Material handling train cars have also been developed so that the contents of the train can be dumped using a boom at the end to avoid scoop-by-scoop unloading.
The Des Plaines River widens on the south end of Joliet because the river bluff curves west. While I was on the McDonough Street Bridge, I took three photos to capture the scene from east to west.
Note there are 11 loaded barges parked on the east side of the river. I noticed there was movement and dust at the unloader, but the movement was subtle. It was not scoop-by-scoop unloading. So I zoomed in optically on Ozinga Material & Logistics.
Now I zoom in digitally.
I took a couple of more photos to catch that the arm was going back and forth across the width of the barge. I include just the digitally zoomed versions here.

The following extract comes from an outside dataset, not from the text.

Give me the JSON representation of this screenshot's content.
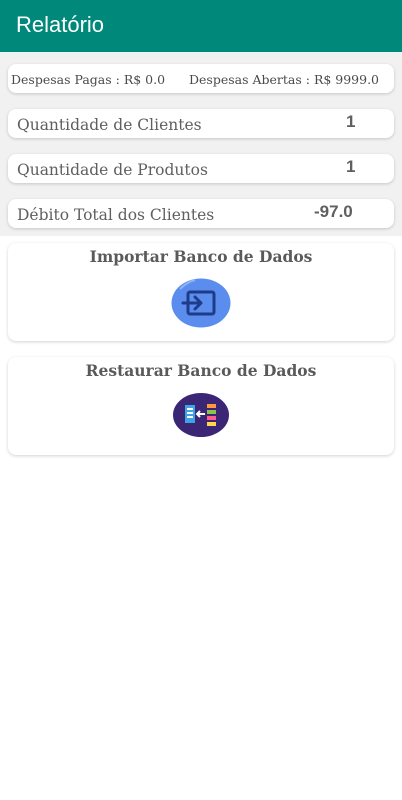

Now that I can read the brand Docksider, my theory of vacuum unloading is confirmed. Evidently they are unloading cement into that large spherical tank. Ozinga has several concrete mixing plants upstream that this facility probably supplies. I have already posted a picture of the plant along Lumber Street.
Ozinga's entry gate is across from the dockside equipment so this street view allows us to see more of the unloading machinery.
And a digital zoom in on the unloading. You can see the far end of the barge go up as they remove the load at that end.
And here is what it looked like when I first took pictures of McDonough Street Bridge. The yellow thing with wheels on the end is probably used to load barges. I assume it has a conveyor belt that telescopes out of that housing. It looks like they are going to unload aggregate instead of cement and that would be why an excavator is dockside. The video confirms that the vacuum unloader can be used only for fine materials like cement, pebble lime, limestone, gypsum, fly ash, soda ash, alumina, pet coke, and slag.
Update: some ships are still unloaded scoop-by-scoop. They not only have a skid loader as a helper, I also note an excavator is already in the hold. I think the comment is wrong. They talk as they are loading the ship. Instead, they are unloading and the equipment is getting stuff out of the sides that the scoop can't reach.
I assume this is lifting the grain with an augur instead of vacuum.
Continuous coal unloaders. This video says the vertical lift is done with a "screw conveyor;" that is, an augur. So that indicates my assumption about the NEUERO unloader is probably correct.